4 Efek Negatif Dari Lembur
Artikel, Blog, Informasi, Penelitian, Solusi

4 Efek Negatif Dari Lembur

4 Efek Negatif Dari Lembur – Satu hal yang diketahui oleh kebanyakan generasi milenium lebih cepat daripada para pekerja dari generasi yang lebih tua adalah bahwa keseimbangan pekerjaan / kehidupan tidak hanya penting, itu penting. Sementara pengecualian seperti Miss Diran jelas ada, dia adalah pengecualian. Generasi milenium melakukan hal-hal secara berbeda karena mereka telah melihat apa yang telah dilakukan oleh terlalu banyak pekerjaan kepada keluarga mereka. Workaholism, penyakit berbasis kerja, keluarga yang hancur, dan perampingan sangat tidak menarik ketika Anda dari luar melihat ke dalam.

Para manajer yang lebih tua sering berduka atas fakta bahwa kaum milenial biasanya menempatkan diri mereka lebih dulu, ketika, ironisnya, generasi yang lebih tua yang mengajar para ilenen melakukannya dengan memberikan contoh negatif. Kisah-kisah seperti Diran hanya menekankan perlunya menjaga diri sendiri terlebih dahulu. Ngomong-ngomong, jangan anggap dia bekerja di toko pakaian dunia ketiga; dia bekerja untuk cabang perusahaan iklan Amerika terkemuka di Indonesia.

Kelima alasan ini menggambarkan mengapa bekerja terlalu banyak lembur adalah ide yang buruk:

1.Pengembalian yang berkurang – Terkadang Anda tidak punya pilihan selain menghabiskan 50 jam minggu selama waktu krisis, tetapi hanya melakukannya selama waktu krisis, dan hanya untuk periode singkat. Manusia melakukan yang terbaik sebagai pelari cepat, bukan pelari maraton. Studi menunjukkan sebagian besar orang yang bekerja ketat 40-55 jam minggu berkinerja lebih baik daripada mereka yang bekerja 65 jam atau lebih. Sebagai mesin darah dan daging, kita menjadi lelah, secara mental dan fisik, merusak produktivitas kita jika kita bekerja terlalu lama tanpa jeda yang berarti.

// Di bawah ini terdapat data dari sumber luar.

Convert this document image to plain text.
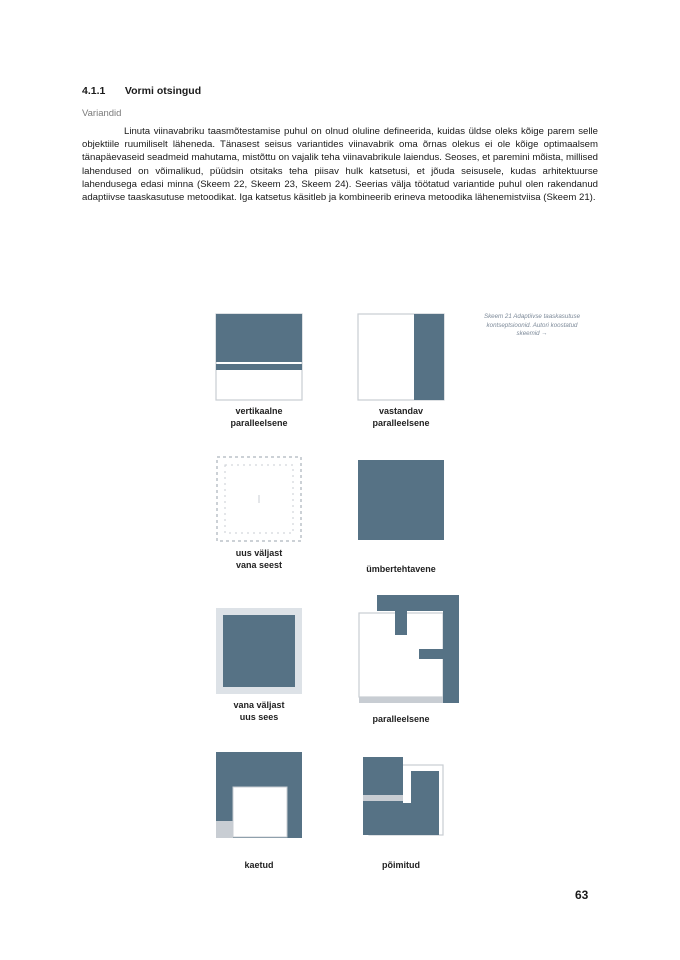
4.1.1 Vormi otsingud
Variandid

Linuta viinavabriku taasmõtestamise puhul on olnud oluline defineerida, kuidas üldse oleks kõige parem selle objektiile ruumiliselt läheneda. Tänasest seisus variantides viinavabrik oma õrnas olekus ei ole kõige optimaalsem tänapäevaseid seadmeid mahutama, mistõttu on vajalik teha viinavabrikule laiendus. Seoses, et paremini mõista, millised lahendused on võimalikud, püüdsin otsitaks teha piisav hulk katsetusi, et jõuda seisusele, kudas arhitektuurse lahendusega edasi minna (Skeem 22, Skeem 23, Skeem 24). Seerias välja töötatud variantide puhul olen rakendanud adaptiivse taaskasutuse metoodikat. Iga katsetus käsitleb ja kombineerib erineva metoodika lähenemistviisa (Skeem 21).

Skeem 21 Adaptiivse taaskasutuse kontseptsioonid. Autori koostatud skeemid →
vertikaalne
paralleelsene
vastandav
paralleelsene
uus väljast
vana seest	ümbertehtavene
vana väljast
uus sees	paralleelsene
kaetud	põimitud
63
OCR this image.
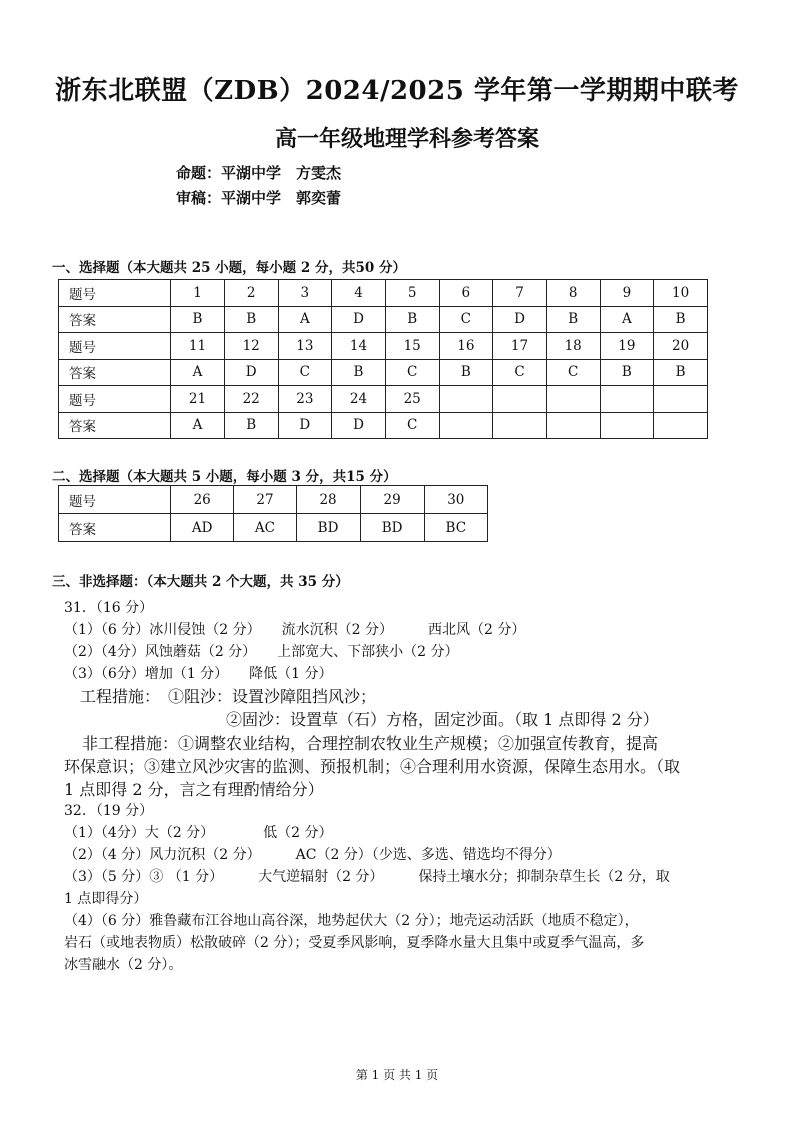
浙东北联盟（ZDB）2024/2025 学年第一学期期中联考
高一年级地理学科参考答案
命题：平湖中学　方雯杰
审稿：平湖中学　郭奕蕾
一、选择题（本大题共 25 小题，每小题 2 分，共50 分）
题号	1	2	3	4	5	6	7	8	9	10
答案	B	B	A	D	B	C	D	B	A	B
题号	11	12	13	14	15	16	17	18	19	20
答案	A	D	C	B	C	B	C	C	B	B
题号	21	22	23	24	25					
答案	A	B	D	D	C					
二、选择题（本大题共 5 小题，每小题 3 分，共15 分）
题号	26	27	28	29	30
答案	AD	AC	BD	BD	BC
三、非选择题：（本大题共 2 个大题，共 35 分）
31．（16 分）
（1）（6 分）冰川侵蚀（2 分）　　流水沉积（2 分）　　　西北风（2 分）
（2）（4分）风蚀蘑菇（2 分）　　上部宽大、下部狭小（2 分）
（3）（6分）增加（1 分）　　降低（1 分）
工程措施：　①阻沙：设置沙障阻挡风沙；
②固沙：设置草（石）方格，固定沙面。（取 1 点即得 2 分）
非工程措施：①调整农业结构，合理控制农牧业生产规模；②加强宣传教育，提高
环保意识；③建立风沙灾害的监测、预报机制；④合理利用水资源，保障生态用水。（取
1 点即得 2 分，言之有理酌情给分）
32．（19 分）
（1）（4分）大（2 分）　　　　低（2 分）
（2）（4 分）风力沉积（2 分）　　　AC（2 分）（少选、多选、错选均不得分）
（3）（5 分）③ （1 分）　　　大气逆辐射（2 分）　　　保持土壤水分；抑制杂草生长（2 分，取
1 点即得分）
（4）（6 分）雅鲁藏布江谷地山高谷深，地势起伏大（2 分）；地壳运动活跃（地质不稳定），
岩石（或地表物质）松散破碎（2 分）；受夏季风影响，夏季降水量大且集中或夏季气温高，多
冰雪融水（2 分）。
第 1 页 共 1 页
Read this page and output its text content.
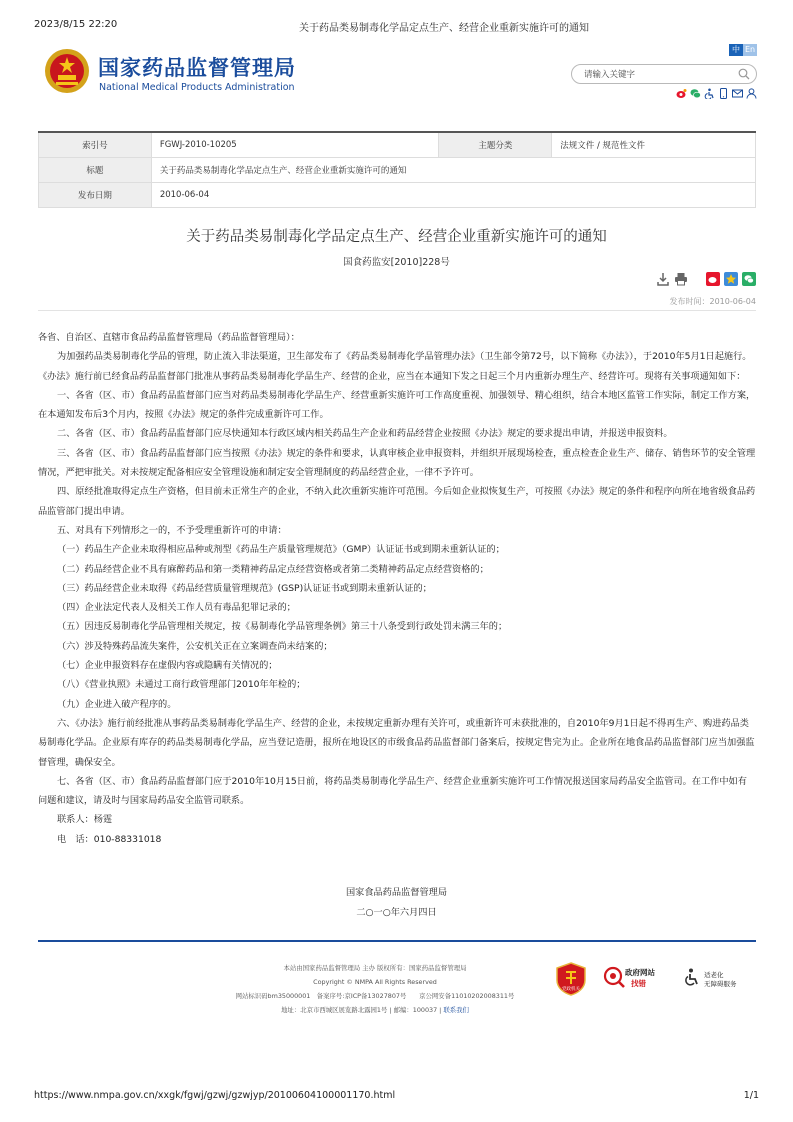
2023/8/15 22:20	关于药品类易制毒化学品定点生产、经营企业重新实施许可的通知
国家药品监督管理局
National Medical Products Administration
中 En
请输入关键字
索引号	FGWJ-2010-10205	主题分类	法规文件 / 规范性文件
标题	关于药品类易制毒化学品定点生产、经营企业重新实施许可的通知		
发布日期	2010-06-04		
关于药品类易制毒化学品定点生产、经营企业重新实施许可的通知
国食药监安[2010]228号
发布时间：2010-06-04

各省、自治区、直辖市食品药品监督管理局（药品监督管理局）：

为加强药品类易制毒化学品的管理，防止流入非法渠道，卫生部发布了《药品类易制毒化学品管理办法》（卫生部令第72号，以下简称《办法》），于2010年5月1日起施行。《办法》施行前已经食品药品监督部门批准从事药品类易制毒化学品生产、经营的企业，应当在本通知下发之日起三个月内重新办理生产、经营许可。现将有关事项通知如下：

一、各省（区、市）食品药品监督部门应当对药品类易制毒化学品生产、经营重新实施许可工作高度重视、加强领导、精心组织，结合本地区监管工作实际，制定工作方案，在本通知发布后3个月内，按照《办法》规定的条件完成重新许可工作。

二、各省（区、市）食品药品监督部门应尽快通知本行政区域内相关药品生产企业和药品经营企业按照《办法》规定的要求提出申请，并报送申报资料。

三、各省（区、市）食品药品监督部门应当按照《办法》规定的条件和要求，认真审核企业申报资料，并组织开展现场检查，重点检查企业生产、储存、销售环节的安全管理情况，严把审批关。对未按规定配备相应安全管理设施和制定安全管理制度的药品经营企业，一律不予许可。

四、原经批准取得定点生产资格，但目前未正常生产的企业，不纳入此次重新实施许可范围。今后如企业拟恢复生产，可按照《办法》规定的条件和程序向所在地省级食品药品监管部门提出申请。

五、对具有下列情形之一的，不予受理重新许可的申请：

（一）药品生产企业未取得相应品种或剂型《药品生产质量管理规范》（GMP）认证证书或到期未重新认证的；

（二）药品经营企业不具有麻醉药品和第一类精神药品定点经营资格或者第二类精神药品定点经营资格的；

（三）药品经营企业未取得《药品经营质量管理规范》(GSP)认证证书或到期未重新认证的；

（四）企业法定代表人及相关工作人员有毒品犯罪记录的；

（五）因违反易制毒化学品管理相关规定，按《易制毒化学品管理条例》第三十八条受到行政处罚未满三年的；

（六）涉及特殊药品流失案件，公安机关正在立案调查尚未结案的；

（七）企业申报资料存在虚假内容或隐瞒有关情况的；

（八）《营业执照》未通过工商行政管理部门2010年年检的；

（九）企业进入破产程序的。

六、《办法》施行前经批准从事药品类易制毒化学品生产、经营的企业，未按规定重新办理有关许可，或重新许可未获批准的，自2010年9月1日起不得再生产、购进药品类易制毒化学品。企业原有库存的药品类易制毒化学品，应当登记造册，报所在地设区的市级食品药品监督部门备案后，按规定售完为止。企业所在地食品药品监督部门应当加强监督管理，确保安全。

七、各省（区、市）食品药品监督部门应于2010年10月15日前，将药品类易制毒化学品生产、经营企业重新实施许可工作情况报送国家局药品安全监管司。在工作中如有问题和建议，请及时与国家局药品安全监管司联系。

联系人：杨霆

电　话：010-88331018

国家食品药品监督管理局
二○一○年六月四日
本站由国家药品监督管理局 主办 版权所有：国家药品监督管理局
Copyright © NMPA All Rights Reserved
网站标识码bm35000001　备案序号:京ICP备13027807号　　京公网安备11010202008311号
地址：北京市西城区展览路北露园1号 | 邮编：100037 | 联系我们
党政机关
政府网站
找错
适老化
无障碍服务
https://www.nmpa.gov.cn/xxgk/fgwj/gzwj/gzwjyp/20100604100001170.html	1/1
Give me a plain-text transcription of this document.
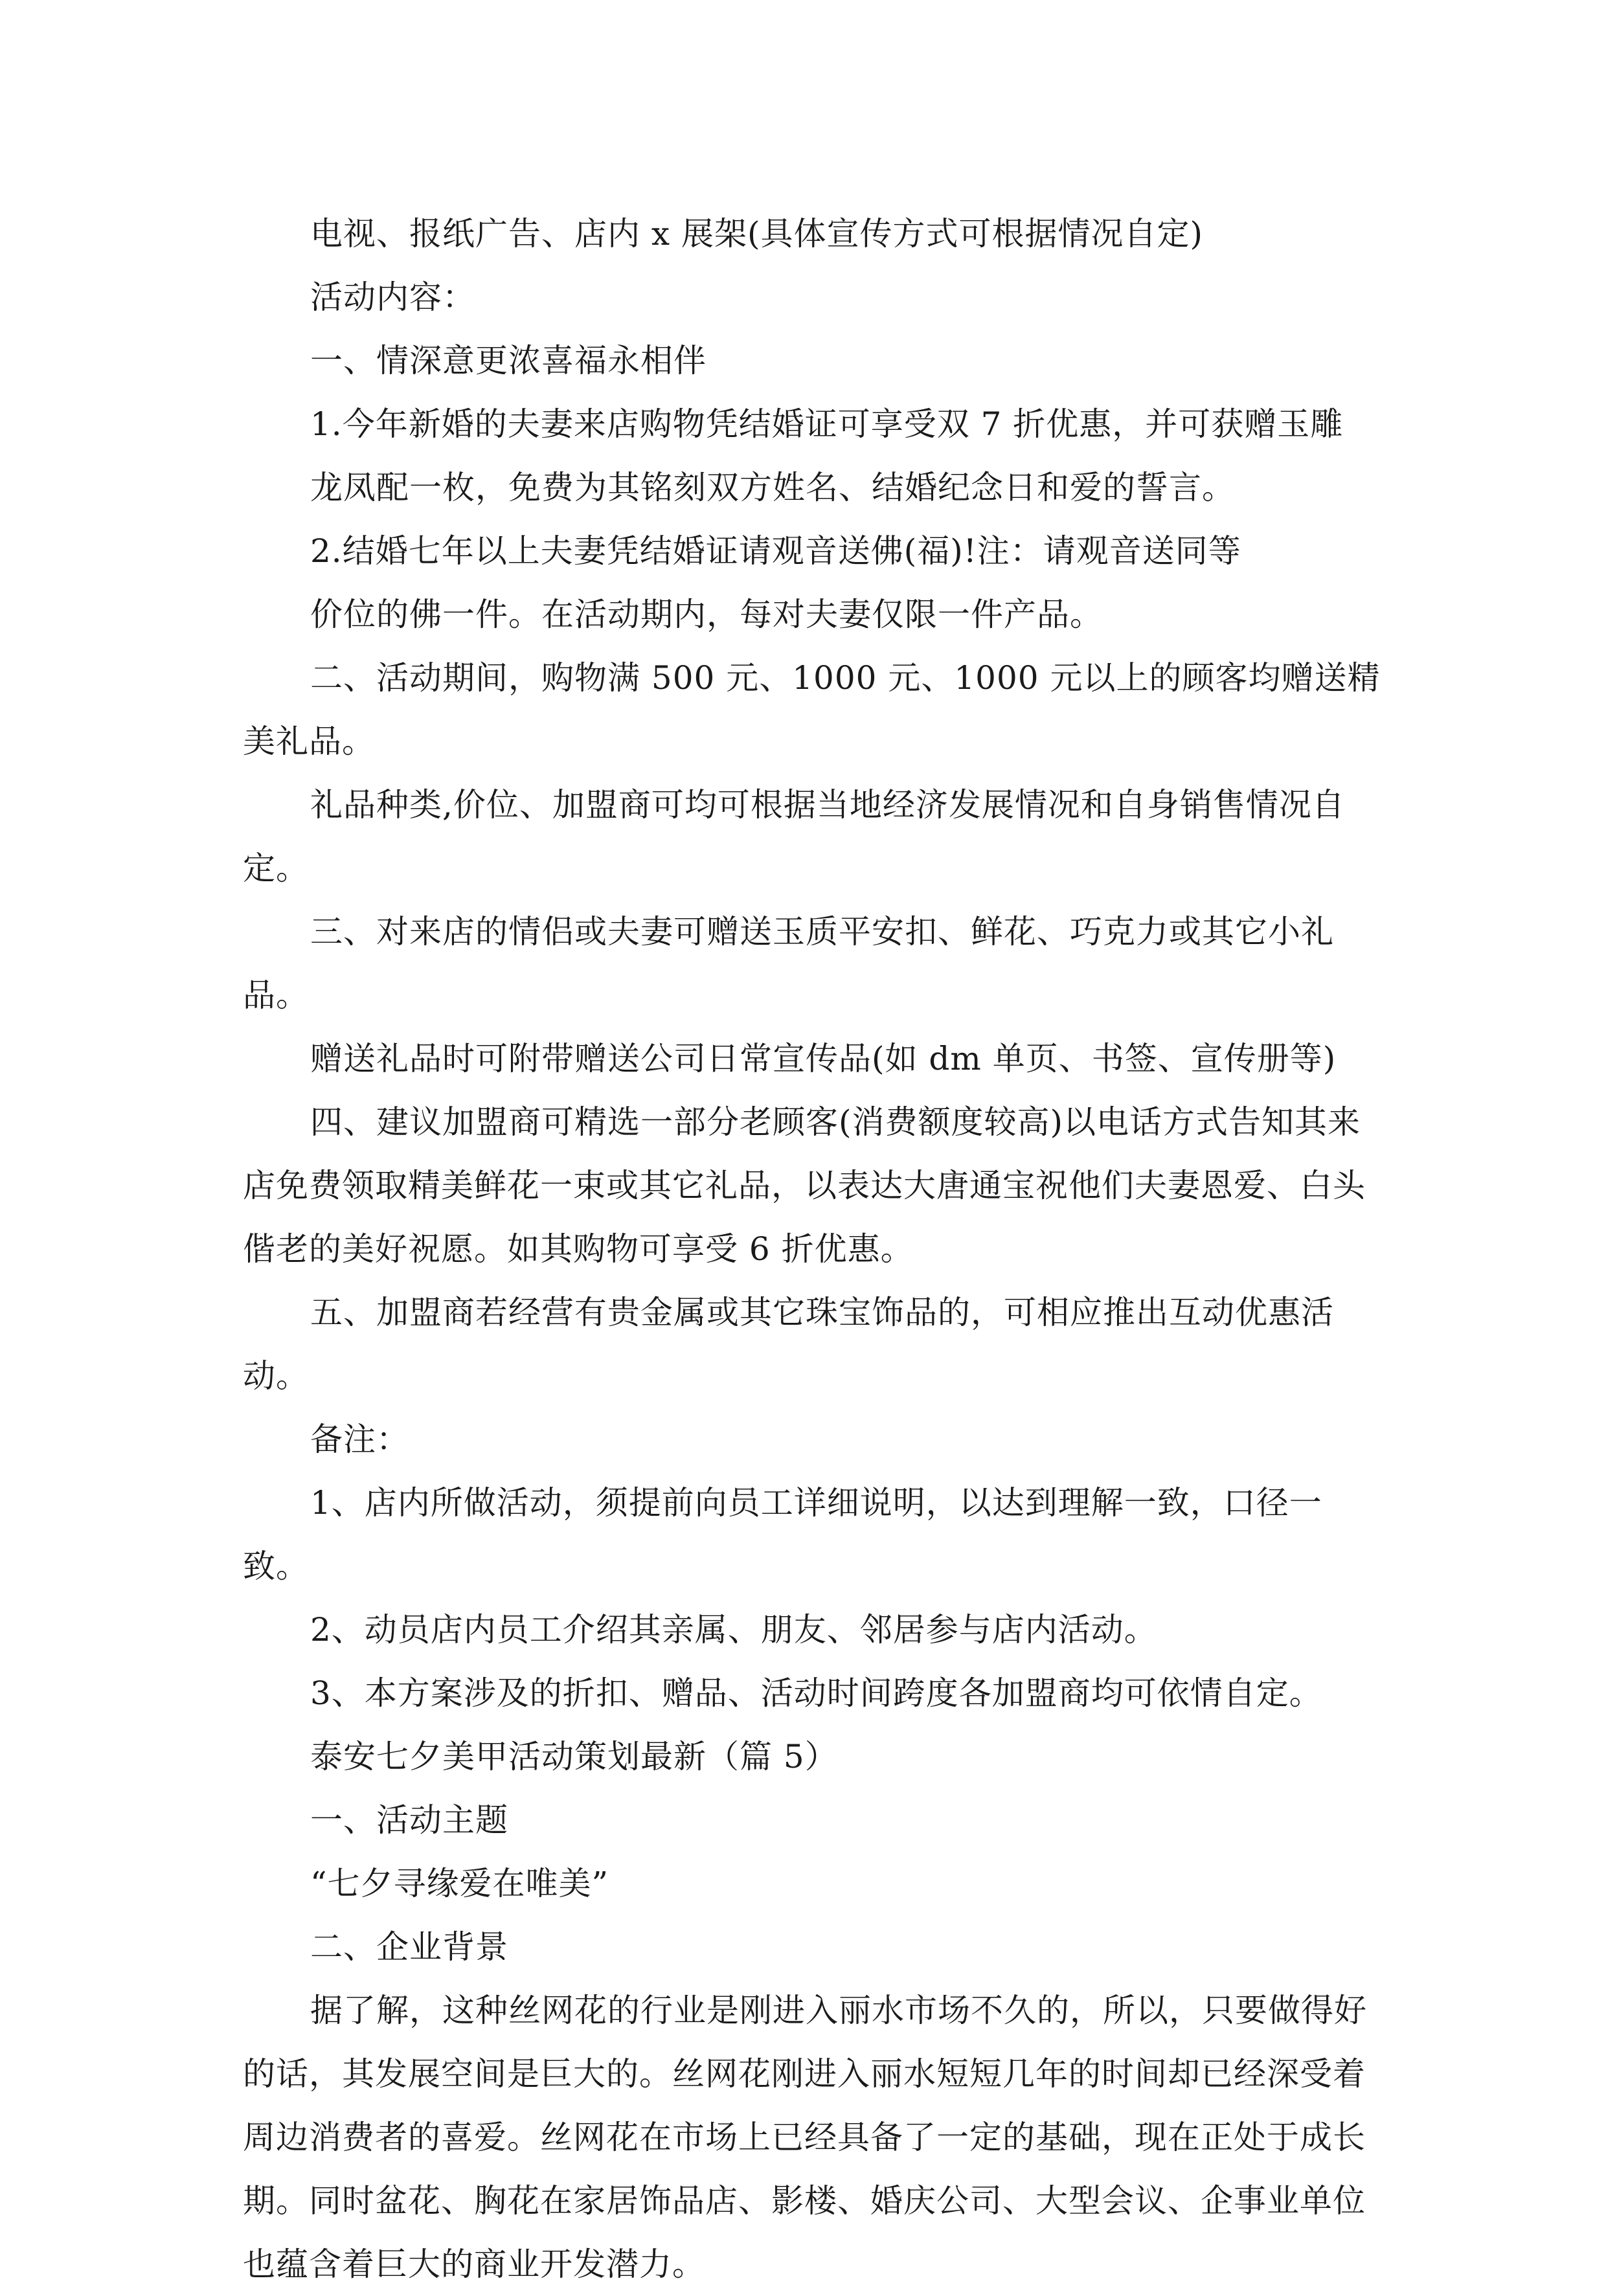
电视、报纸广告、店内 x 展架(具体宣传方式可根据情况自定)

活动内容：

一、情深意更浓喜福永相伴

1.今年新婚的夫妻来店购物凭结婚证可享受双 7 折优惠，并可获赠玉雕

龙凤配一枚，免费为其铭刻双方姓名、结婚纪念日和爱的誓言。

2.结婚七年以上夫妻凭结婚证请观音送佛(福)!注：请观音送同等

价位的佛一件。在活动期内，每对夫妻仅限一件产品。

二、活动期间，购物满 500 元、1000 元、1000 元以上的顾客均赠送精美礼品。

礼品种类,价位、加盟商可均可根据当地经济发展情况和自身销售情况自定。

三、对来店的情侣或夫妻可赠送玉质平安扣、鲜花、巧克力或其它小礼品。

赠送礼品时可附带赠送公司日常宣传品(如 dm 单页、书签、宣传册等)

四、建议加盟商可精选一部分老顾客(消费额度较高)以电话方式告知其来店免费领取精美鲜花一束或其它礼品，以表达大唐通宝祝他们夫妻恩爱、白头偕老的美好祝愿。如其购物可享受 6 折优惠。

五、加盟商若经营有贵金属或其它珠宝饰品的，可相应推出互动优惠活动。

备注：

1、店内所做活动，须提前向员工详细说明，以达到理解一致，口径一致。

2、动员店内员工介绍其亲属、朋友、邻居参与店内活动。

3、本方案涉及的折扣、赠品、活动时间跨度各加盟商均可依情自定。

泰安七夕美甲活动策划最新（篇 5）

一、活动主题

“七夕寻缘爱在唯美”

二、企业背景

据了解，这种丝网花的行业是刚进入丽水市场不久的，所以，只要做得好的话，其发展空间是巨大的。丝网花刚进入丽水短短几年的时间却已经深受着周边消费者的喜爱。丝网花在市场上已经具备了一定的基础，现在正处于成长期。同时盆花、胸花在家居饰品店、影楼、婚庆公司、大型会议、企事业单位也蕴含着巨大的商业开发潜力。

2.Gangguan penilaian – Setelah sekitar delapan jam bekerja, kelelahan dan kemudian kelelahan merayap masuk. Kesalahan dan salah penilaian mulai terjadi lebih sering dan mulai menumpuk. Anda akhirnya menghabiskan lebih banyak waktu untuk melakukan pekerjaan lama daripada melakukan pekerjaan baru, dan itu tidak sebanding dengan semua kesalahan. Lebih dari seabad yang lalu, nenek moyang kita mendukung dan mendapatkan hari kerja yang lebih pendek dan minggu kerja. Perusahaan slot online segera menyadari bahwa pekerja mereka lebih produktif dari sebelumnya dan menjadikan standar kerja 40 jam per minggu. Akhir-akhir ini, mereka lupa fakta bahwa “Kuantitas membunuh kualitas.”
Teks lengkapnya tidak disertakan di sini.